I love stories from the old neighborhood like these; thank you for sharing. Wish I could go back in time to experience the North End at many different points in the past; an hour here, an hour there. The North End still has a special look and feel to visitors and tourists (the other day I heard a gentleman in a group walking down Hanover Street remark to his buddies, “It’s just like a movie set!”) but of course it’s much different than it was in the ’50s.
I can detect the joy in your writing. All these wonderful memories you have. Thanks
Thank you for sharing these stories are North End history
What a fabulous article Nick. I was hoping when Blinstrubs burnt down that someone would have taken over
Barrett’s in Charlestown to duplicate what Blinstrubs offered. I guess that didn’t happen, but maybe with
all the construction that is going on someone will make the investment in a Nite Club for entertainment
rather than the T. D. Garden. God Bless You & keep on writing.
Cardinal Cushing actually ran a “time” at the old Boston Garden to raise funds so Stanley Blinstrub could rebuild but it became prohibitively expensive.
I suspect the Wynn casino in Everett will have top shelf nightclub shows.
Nick, Many thanks for great memories. I don’t know how many Italian-American entertainers I interviewed at Blinstrubs for our “Genus Ausonia” column in the Italian News. All were most generous and friendly to a young reporter from a local weekly. I do recall Tony Bennet and am happy to see him still going strong, some 60 years after my interview.
Myself and the guys that hung around Barones Drugstore, went to Blinstrub at least once a month, my Uncle Al had a girlfriend who was a part time hostess there, we always got a great table, great Memories.
I remember my Mother and Father going to that nightclub. My mother used to get all dolled up and they would go dancing. They used to call it Blinstrum’s. I wonder if anyone else called it that. Nice memory.

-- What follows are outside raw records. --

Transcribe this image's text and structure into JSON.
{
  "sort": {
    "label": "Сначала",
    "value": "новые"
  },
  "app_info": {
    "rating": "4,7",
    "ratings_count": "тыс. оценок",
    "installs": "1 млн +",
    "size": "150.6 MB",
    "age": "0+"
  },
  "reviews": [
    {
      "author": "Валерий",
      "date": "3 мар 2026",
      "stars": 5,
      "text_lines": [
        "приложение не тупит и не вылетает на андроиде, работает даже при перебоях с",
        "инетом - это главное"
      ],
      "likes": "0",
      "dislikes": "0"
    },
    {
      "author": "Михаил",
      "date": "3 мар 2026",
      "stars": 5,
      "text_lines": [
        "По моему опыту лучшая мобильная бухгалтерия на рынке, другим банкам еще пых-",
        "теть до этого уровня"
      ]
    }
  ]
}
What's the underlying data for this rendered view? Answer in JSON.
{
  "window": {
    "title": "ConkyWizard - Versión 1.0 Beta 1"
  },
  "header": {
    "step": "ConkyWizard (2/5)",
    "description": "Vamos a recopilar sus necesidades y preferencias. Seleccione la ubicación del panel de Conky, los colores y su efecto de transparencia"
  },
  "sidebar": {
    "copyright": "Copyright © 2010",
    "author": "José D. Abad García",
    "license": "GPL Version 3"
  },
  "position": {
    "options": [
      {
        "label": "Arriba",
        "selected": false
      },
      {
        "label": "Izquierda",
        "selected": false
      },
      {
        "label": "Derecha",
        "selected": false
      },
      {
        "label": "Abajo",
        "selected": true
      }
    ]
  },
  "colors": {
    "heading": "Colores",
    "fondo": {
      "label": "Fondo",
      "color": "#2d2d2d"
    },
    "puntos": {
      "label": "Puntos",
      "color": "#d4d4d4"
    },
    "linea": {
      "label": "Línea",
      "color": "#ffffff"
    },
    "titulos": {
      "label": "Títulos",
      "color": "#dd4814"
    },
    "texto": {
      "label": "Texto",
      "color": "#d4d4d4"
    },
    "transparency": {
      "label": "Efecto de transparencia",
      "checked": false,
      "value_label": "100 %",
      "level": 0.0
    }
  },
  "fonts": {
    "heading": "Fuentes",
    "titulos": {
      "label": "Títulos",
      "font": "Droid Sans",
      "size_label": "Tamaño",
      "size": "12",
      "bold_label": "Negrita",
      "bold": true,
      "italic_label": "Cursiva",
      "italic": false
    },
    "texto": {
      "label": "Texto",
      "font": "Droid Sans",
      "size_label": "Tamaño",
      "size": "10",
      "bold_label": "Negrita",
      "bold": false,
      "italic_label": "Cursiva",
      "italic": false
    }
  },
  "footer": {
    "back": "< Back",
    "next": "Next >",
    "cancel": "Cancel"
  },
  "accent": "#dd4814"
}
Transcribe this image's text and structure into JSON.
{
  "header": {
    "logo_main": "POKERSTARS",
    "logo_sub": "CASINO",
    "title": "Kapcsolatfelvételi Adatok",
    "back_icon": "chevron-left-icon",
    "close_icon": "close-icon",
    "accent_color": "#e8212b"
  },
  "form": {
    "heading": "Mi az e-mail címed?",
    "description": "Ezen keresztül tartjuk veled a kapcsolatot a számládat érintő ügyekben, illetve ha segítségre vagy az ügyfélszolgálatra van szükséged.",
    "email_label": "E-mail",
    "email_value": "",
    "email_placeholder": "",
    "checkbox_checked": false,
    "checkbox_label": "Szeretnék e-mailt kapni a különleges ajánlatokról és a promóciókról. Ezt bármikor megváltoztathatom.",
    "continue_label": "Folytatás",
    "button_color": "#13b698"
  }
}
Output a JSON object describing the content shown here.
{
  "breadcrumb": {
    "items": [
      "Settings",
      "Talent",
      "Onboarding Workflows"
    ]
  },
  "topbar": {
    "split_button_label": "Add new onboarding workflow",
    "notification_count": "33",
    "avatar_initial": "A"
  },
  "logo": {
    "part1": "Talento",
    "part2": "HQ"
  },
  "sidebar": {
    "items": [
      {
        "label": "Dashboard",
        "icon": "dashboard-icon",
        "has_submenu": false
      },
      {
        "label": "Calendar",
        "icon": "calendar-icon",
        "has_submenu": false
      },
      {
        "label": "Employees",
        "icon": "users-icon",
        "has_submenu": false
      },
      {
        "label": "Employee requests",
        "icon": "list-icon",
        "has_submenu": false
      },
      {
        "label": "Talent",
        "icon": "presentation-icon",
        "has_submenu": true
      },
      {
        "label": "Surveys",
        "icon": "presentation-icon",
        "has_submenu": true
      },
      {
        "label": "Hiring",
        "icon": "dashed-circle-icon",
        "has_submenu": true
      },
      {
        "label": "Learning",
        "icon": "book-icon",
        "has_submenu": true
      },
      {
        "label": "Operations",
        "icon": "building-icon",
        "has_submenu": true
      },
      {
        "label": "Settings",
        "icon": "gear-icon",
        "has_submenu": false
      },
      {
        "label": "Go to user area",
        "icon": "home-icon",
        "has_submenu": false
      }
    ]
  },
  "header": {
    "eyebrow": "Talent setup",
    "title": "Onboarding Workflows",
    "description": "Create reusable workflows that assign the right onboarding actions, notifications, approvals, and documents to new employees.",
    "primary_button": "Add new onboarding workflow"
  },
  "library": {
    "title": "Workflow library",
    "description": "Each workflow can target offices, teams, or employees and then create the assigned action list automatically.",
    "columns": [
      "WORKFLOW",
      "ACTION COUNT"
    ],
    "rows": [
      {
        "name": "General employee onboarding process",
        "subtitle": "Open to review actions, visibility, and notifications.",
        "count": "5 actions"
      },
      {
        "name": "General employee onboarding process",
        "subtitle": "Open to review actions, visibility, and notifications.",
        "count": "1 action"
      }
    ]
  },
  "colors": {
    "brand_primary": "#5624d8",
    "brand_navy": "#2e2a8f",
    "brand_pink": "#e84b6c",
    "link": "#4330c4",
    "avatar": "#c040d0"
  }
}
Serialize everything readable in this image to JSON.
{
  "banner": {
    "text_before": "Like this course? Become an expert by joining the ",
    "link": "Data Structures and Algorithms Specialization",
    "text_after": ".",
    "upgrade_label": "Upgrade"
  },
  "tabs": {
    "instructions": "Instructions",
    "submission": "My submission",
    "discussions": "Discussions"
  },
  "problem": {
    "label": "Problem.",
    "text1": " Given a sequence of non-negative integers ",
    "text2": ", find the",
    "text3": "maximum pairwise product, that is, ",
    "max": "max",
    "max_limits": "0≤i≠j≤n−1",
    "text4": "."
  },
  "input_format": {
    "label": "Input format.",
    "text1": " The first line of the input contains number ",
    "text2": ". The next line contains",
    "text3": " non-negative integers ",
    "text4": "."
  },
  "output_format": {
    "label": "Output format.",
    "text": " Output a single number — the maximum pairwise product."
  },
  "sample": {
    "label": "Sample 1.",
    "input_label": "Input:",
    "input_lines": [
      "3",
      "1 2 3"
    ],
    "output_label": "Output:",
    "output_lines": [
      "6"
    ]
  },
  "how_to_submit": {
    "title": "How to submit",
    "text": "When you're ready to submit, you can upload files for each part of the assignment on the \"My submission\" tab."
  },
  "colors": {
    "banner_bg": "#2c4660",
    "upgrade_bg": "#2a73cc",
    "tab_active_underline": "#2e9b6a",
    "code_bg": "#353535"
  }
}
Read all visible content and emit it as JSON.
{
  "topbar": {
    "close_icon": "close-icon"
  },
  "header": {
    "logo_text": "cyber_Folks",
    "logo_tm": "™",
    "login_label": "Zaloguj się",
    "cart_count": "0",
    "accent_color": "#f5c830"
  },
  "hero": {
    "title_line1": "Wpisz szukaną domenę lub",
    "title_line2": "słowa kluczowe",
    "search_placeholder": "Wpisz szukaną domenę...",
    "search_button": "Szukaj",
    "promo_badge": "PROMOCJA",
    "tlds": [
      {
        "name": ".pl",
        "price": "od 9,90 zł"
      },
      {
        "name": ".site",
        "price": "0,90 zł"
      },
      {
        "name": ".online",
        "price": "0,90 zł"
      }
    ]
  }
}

I have pleasant memories of Louie Leonard as a friend of my father’s. In our family he was always known as a former boxer (not as a mob-connected person), and Louie Leonard was understood to be the name he had taken on for his fights. I was in my early teens, and Louie was to me a perfectly respectable person. I remember when he and his wife were building their very lovely waterfront summer home on Scraggy Neck in North Falmouth, which was the village next to Pocasset where my summers were spent growing up. We were frequent summer guests at each other’s homes.
Thanks for the details, Victor. My father liked Louie Leonard and said he was a good boss who treated the help well.
I didn’t mention it in the article but Louie set up the bar in the elevator not to keep the bartender from getting pinched but to protect his liquor which was stored in the elevator. When the cops raided an after hours club the first thing they would do was heard the paying customers out. They might take a few names but they wanted them gone. The ladies would giggle because they had a good North End story to tell their friends and their dates were happy to skip out on the tab. They might arrest the manager or the bartender but they always seized the booze as “evidence”.
This might amount to several cases which was brought either to Station One on North St. or Headquarters in the Back Bay. Either way it always disappeared. I wonder what happened to it?